Built-in rules
Besides ANY
, matching any single Unicode character, pest
provides several
rules to make parsing text more convenient.
ASCII rules
Among the printable ASCII characters, it is often useful to match alphabetic
characters and numbers. For numbers, pest
provides digits in common
radixes (bases):
Built-in rule | Equivalent |
---|---|
ASCII_DIGIT | '0'..'9' |
ASCII_NONZERO_DIGIT | '1'..'9' |
ASCII_BIN_DIGIT | '0'..'1' |
ASCII_OCT_DIGIT | '0'..'7' |
ASCII_HEX_DIGIT | '0'..'9' | 'a'..'f' | 'A'..'F' |
For alphabetic characters, distinguishing between uppercase and lowercase:
Built-in rule | Equivalent |
---|---|
ASCII_ALPHA_LOWER | 'a'..'z' |
ASCII_ALPHA_UPPER | 'A'..'Z' |
ASCII_ALPHA | 'a'..'z' | 'A'..'Z' |
And for miscellaneous use:
Built-in rule | Meaning | Equivalent |
---|---|---|
ASCII_ALPHANUMERIC | any digit or letter | ASCII_DIGIT | ASCII_ALPHA |
NEWLINE | any line feed format | "\n" | "\r\n" | "\r" |
Unicode rules
To make it easier to correctly parse arbitrary Unicode text, pest
includes a
large number of rules corresponding to Unicode character properties. These
rules are divided into general category and binary property rules.

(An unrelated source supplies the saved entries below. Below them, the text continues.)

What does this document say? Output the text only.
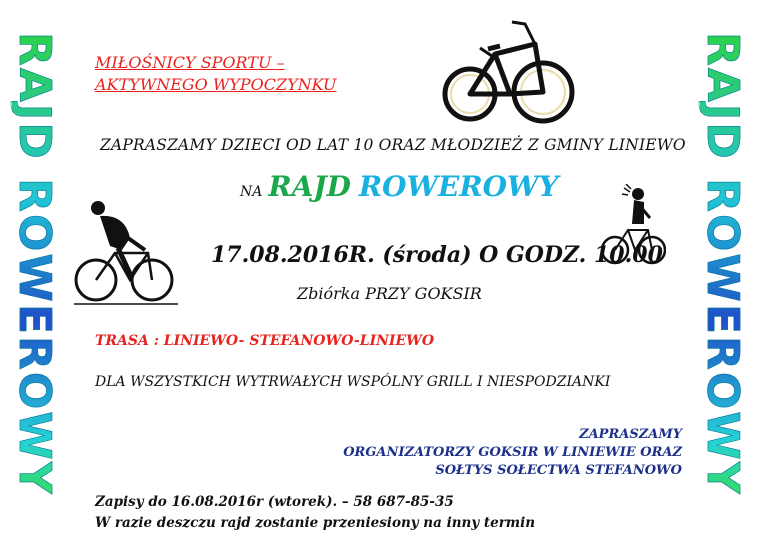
RAJD ROWEROWY	RAJD ROWEROWY
MIŁOŚNICY SPORTU –
AKTYWNEGO WYPOCZYNKU
ZAPRASZAMY DZIECI OD LAT 10 ORAZ MŁODZIEŻ Z GMINY LINIEWO
NA RAJD ROWEROWY
17.08.2016R. (środa) O GODZ. 10.00
Zbiórka PRZY GOKSIR
TRASA : LINIEWO- STEFANOWO-LINIEWO
DLA WSZYSTKICH WYTRWAŁYCH WSPÓLNY GRILL I NIESPODZIANKI
ZAPRASZAMY
ORGANIZATORZY GOKSIR W LINIEWIE ORAZ
SOŁTYS SOŁECTWA STEFANOWO
Zapisy do 16.08.2016r (wtorek). – 58 687-85-35
W razie deszczu rajd zostanie przeniesiony na inny termin
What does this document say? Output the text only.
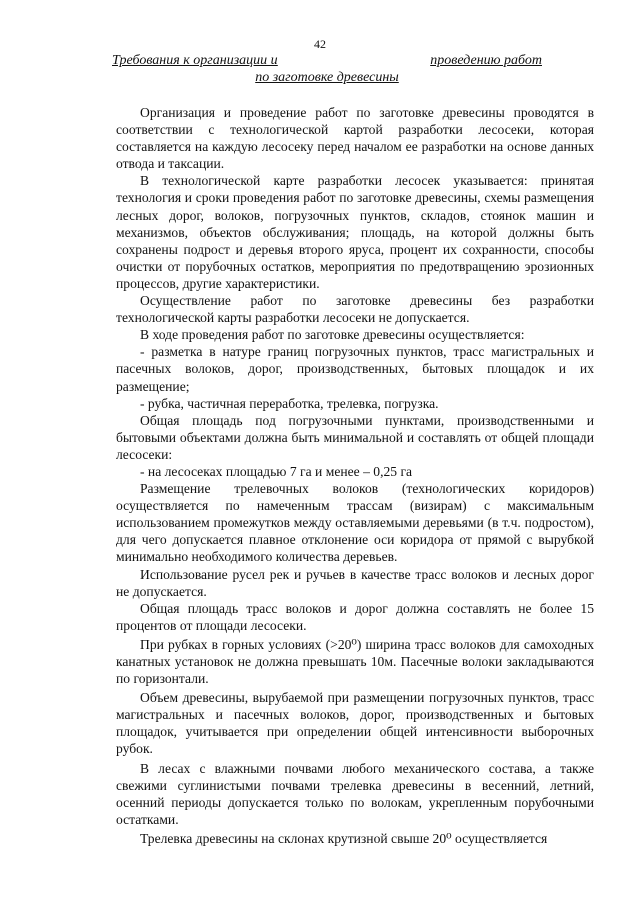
42
Требования к организации и	проведению работ
по заготовке древесины

Организация и проведение работ по заготовке древесины проводятся в соответствии с технологической картой разработки лесосеки, которая составляется на каждую лесосеку перед началом ее разработки на основе данных отвода и таксации.

В технологической карте разработки лесосек указывается: принятая технология и сроки проведения работ по заготовке древесины, схемы размещения лесных дорог, волоков, погрузочных пунктов, складов, стоянок машин и механизмов, объектов обслуживания; площадь, на которой должны быть сохранены подрост и деревья второго яруса, процент их сохранности, способы очистки от порубочных остатков, мероприятия по предотвращению эрозионных процессов, другие характеристики.

Осуществление работ по заготовке древесины без разработки технологической карты разработки лесосеки не допускается.

В ходе проведения работ по заготовке древесины осуществляется:

- разметка в натуре границ погрузочных пунктов, трасс магистральных и пасечных волоков, дорог, производственных, бытовых площадок и их размещение;

- рубка, частичная переработка, трелевка, погрузка.

Общая площадь под погрузочными пунктами, производственными и бытовыми объектами должна быть минимальной и составлять от общей площади лесосеки:

- на лесосеках площадью 7 га и менее – 0,25 га

Размещение трелевочных волоков (технологических коридоров) осуществляется по намеченным трассам (визирам) с максимальным использованием промежутков между оставляемыми деревьями (в т.ч. подростом), для чего допускается плавное отклонение оси коридора от прямой с вырубкой минимально необходимого количества деревьев.

Использование русел рек и ручьев в качестве трасс волоков и лесных дорог не допускается.

Общая площадь трасс волоков и дорог должна составлять не более 15 процентов от площади лесосеки.

При рубках в горных условиях (>20⁰) ширина трасс волоков для самоходных канатных установок не должна превышать 10м. Пасечные волоки закладываются по горизонтали.

Объем древесины, вырубаемой при размещении погрузочных пунктов, трасс магистральных и пасечных волоков, дорог, производственных и бытовых площадок, учитывается при определении общей интенсивности выборочных рубок.

В лесах с влажными почвами любого механического состава, а также свежими суглинистыми почвами трелевка древесины в весенний, летний, осенний периоды допускается только по волокам, укрепленным порубочными остатками.

Трелевка древесины на склонах крутизной свыше 20⁰ осуществляется
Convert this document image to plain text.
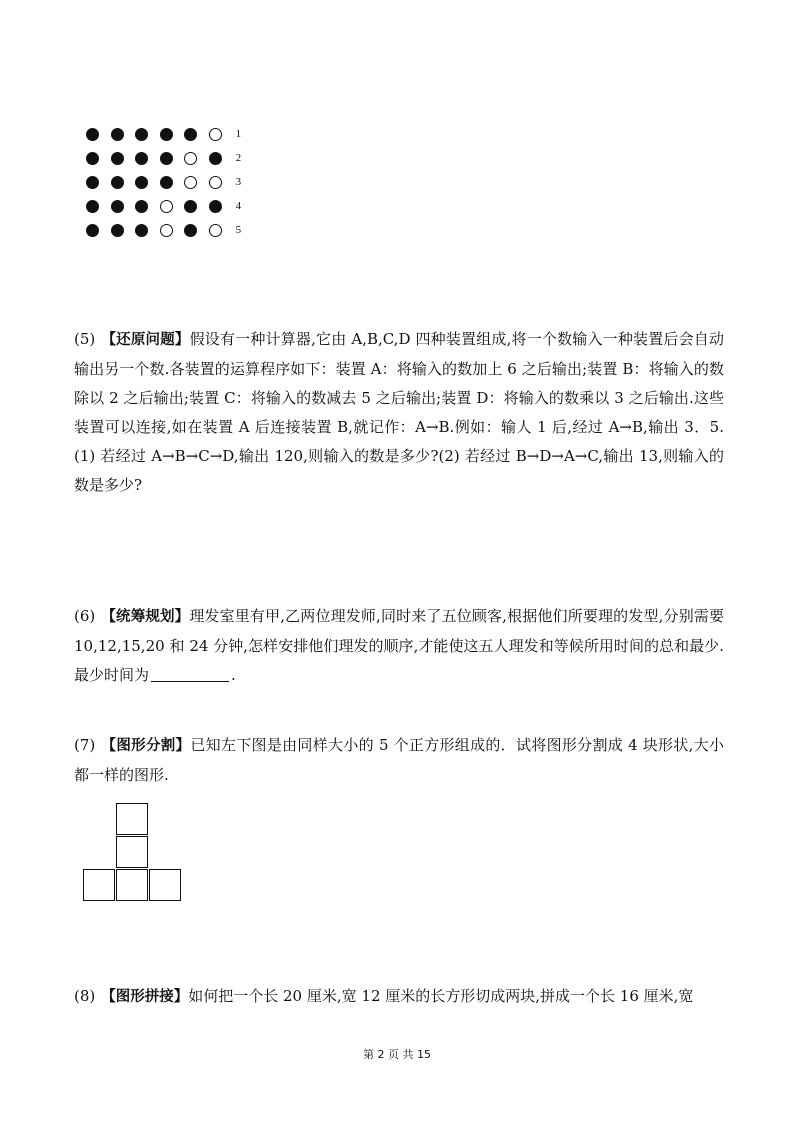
1
2
3
4
5
(5) 【还原问题】假设有一种计算器,它由 A,B,C,D 四种装置组成,将一个数输入一种装置后会自动输出另一个数.各装置的运算程序如下：装置 A：将输入的数加上 6 之后输出;装置 B：将输入的数除以 2 之后输出;装置 C：将输入的数减去 5 之后输出;装置 D：将输入的数乘以 3 之后输出.这些装置可以连接,如在装置 A 后连接装置 B,就记作：A→B.例如：输人 1 后,经过 A→B,输出 3．5.(1) 若经过 A→B→C→D,输出 120,则输入的数是多少?(2) 若经过 B→D→A→C,输出 13,则输入的数是多少?
(6) 【统筹规划】理发室里有甲,乙两位理发师,同时来了五位顾客,根据他们所要理的发型,分别需要 10,12,15,20 和 24 分钟,怎样安排他们理发的顺序,才能使这五人理发和等候所用时间的总和最少.最少时间为	.
(7) 【图形分割】已知左下图是由同样大小的 5 个正方形组成的．试将图形分割成 4 块形状,大小都一样的图形.
(8) 【图形拼接】如何把一个长 20 厘米,宽 12 厘米的长方形切成两块,拼成一个长 16 厘米,宽
第 2 页 共 15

Unicode characters are partitioned into categories based on their general purpose. Every character belongs to a single category, in the same way that every ASCII character is a control character, a digit, a letter, a symbol, or a space.
In addition, every Unicode character has a list of binary properties (true or false) that it does or does not satisfy. Characters can belong to any number of these properties, depending on their meaning.
For example, the character "A", "Latin capital letter A", is in the general category "Uppercase Letter" because its general purpose is being a letter. It has the binary property "Uppercase" but not "Emoji". By contrast, the character "🅰", "negative squared Latin capital letter A", is in the general category "Other Symbol" because it does not generally occur as a letter in text. It has both the binary properties "Uppercase" and "Emoji".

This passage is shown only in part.